Distinguishing Renal Cell Carcinoma From Normal Kidney Tissue Using Mass Spectrometry Imaging Combined With Machine Learning

Abstract

Purpose: Accurately distinguishing renal cell carcinoma (RCC) from normal kidney tissue is critical for identifying positive surgical margins (PSMs) during partial and radical nephrectomy, which remains the primary intervention for localized RCC. Techniques that detect PSM with higher accuracy and faster turnaround time than intraoperative frozen section (IFS) analysis can help decrease reoperation rates, relieve patient anxiety and costs, and potentially improve patient outcomes.

Materials and methods: Here, we extended our combined desorption electrospray ionization mass spectrometry imaging (DESI-MSI) and machine learning methodology to identify metabolite and lipid species from tissue surfaces that can distinguish normal tissues from clear cell RCC (ccRCC), papillary RCC (pRCC), and chromophobe RCC (chRCC) tissues.

Results: From 24 normal and 40 renal cancer (23 ccRCC, 13 pRCC, and 4 chRCC) tissues, we developed a multinomial lasso classifier that selects 281 total analytes from over 27,000 detected molecular species that distinguishes all histological subtypes of RCC from normal kidney tissues with 84.5% accuracy. On the basis of independent test data reflecting distinct patient populations, the classifier achieves 85.4% and 91.2% accuracy on a Stanford test set (20 normal and 28 RCC) and a Baylor-UT Austin test set (16 normal and 41 RCC), respectively. The majority of the model's selected features show consistent trends across data sets affirming its stable performance, where the suppression of arachidonic acid metabolism is identified as a shared molecular feature of ccRCC and pRCC.
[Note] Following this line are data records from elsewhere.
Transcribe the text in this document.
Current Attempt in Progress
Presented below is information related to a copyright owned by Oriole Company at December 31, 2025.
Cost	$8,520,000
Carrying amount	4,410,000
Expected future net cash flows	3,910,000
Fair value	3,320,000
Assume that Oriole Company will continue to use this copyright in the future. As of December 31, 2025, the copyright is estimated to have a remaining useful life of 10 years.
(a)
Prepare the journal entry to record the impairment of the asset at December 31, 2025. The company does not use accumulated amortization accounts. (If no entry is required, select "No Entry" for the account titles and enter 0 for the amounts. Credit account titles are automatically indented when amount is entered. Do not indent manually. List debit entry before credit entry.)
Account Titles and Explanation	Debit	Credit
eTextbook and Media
Conclusion: Together, these results indicate that signatures derived from DESI-MSI combined with machine learning may be used to rapidly determine surgical margin status with accuracies that meet or exceed those reported for IFS.

FIG 1.

DESI-MS analysis of normal kidney and RCC tissues, specifically pRCC, shows that normal tissues have higher abundance of m/z 317.2249 (12S-HEPE) compared with RCC tissues. (A) Representative DESI mass spectra of normal kidney tissue and the respective DESI-MS ion images of metabolites m/z 317.2249 (12S-HEPE) and m/z 281.2484 (oleic acid). (B) Representative DESI mass spectra of pRCC tissues and the respective DESI-MS ion images of 12S-HEPE and oleic acid. DESI-MS, desorption electrospray ionization mass spectrometry; FA, fatty acid; NL, normalization; PG, glycerophosphoglycerol; pRCC, papillary RCC; RCC, renal cell carcinoma; 12S-HEPE, 12S-hydroxy-5Z,8Z,10E,14Z,17Z-eicosapentaenoic acid.

FIG 2.

(A) AUC-ROC analysis compares the performance of the multinomial lasso model across training and test sets and finds stable performance. (B) Comparison of lasso selected m/z peaks from Stanford training to both Stanford and Baylor-UT Austin test data sets indicates that the majority of peaks either associated with normal or cancer tissues maintain consistent trends. (C) Comparison of the arachidonic acid (m/z 303.23) relative intensity across normal, ccRCC, pRCC, and chRCC finds this metabolite is elevated in normal tissues compared with ccRCC and pRCC but lower in normal tissues compared with chRCC levels. AUC-ROC, area under the curve-receiver operating characteristic curve; ccRCC, clear cell RCC; chRCC, chromophobe RCC; CV, cross-validation; pRCC, papillary RCC; RCC, renal cell carcinoma.

FIG 3.

(A) Dendogram from hierarchical clustering of Stanford test (S) and Baylor-UT Austin test tissues (B-UT) is shown. Dot colors correspond to RCC subtype, and perforated boxes are drawn around leaves where tissues of distinct RCC histological subtypes cluster together. (B) Comparison across tissues of what proportion of Stanford test tissues is most similar to a Baylor-UT Austin test tissue of the same subtype. The number of tissues is shown in parentheses, where 28 total tissues from the Stanford test set were evaluated (18 clear cell, eight papillary, and two chromophobe). RCC, renal cell carcinoma.

FIG 4.

DESI-MS analysis shows representative spectra from normal, pRCC, ccRCC, and chRCC tissues. Spatial maps corresponding to arachidonic acid (m/z 303.23) and 11-dehydro-TXB2-d4 (m/z 371.28) suggest elevation of these metabolites in normal compared with RCC tissues. Histology of RCC subtypes was confirmed by H&E staining tissue section from the same cases (shown on right at 40× magnification). ccRCC, clear cell RCC; chRCC, chromophobe RCC; DESI-MS, desorption electrospray ionization mass spectrometry; H&E, hematoxylin and eosin; NL, normalization; pRCC, papillary RCC; RCC, renal cell carcinoma.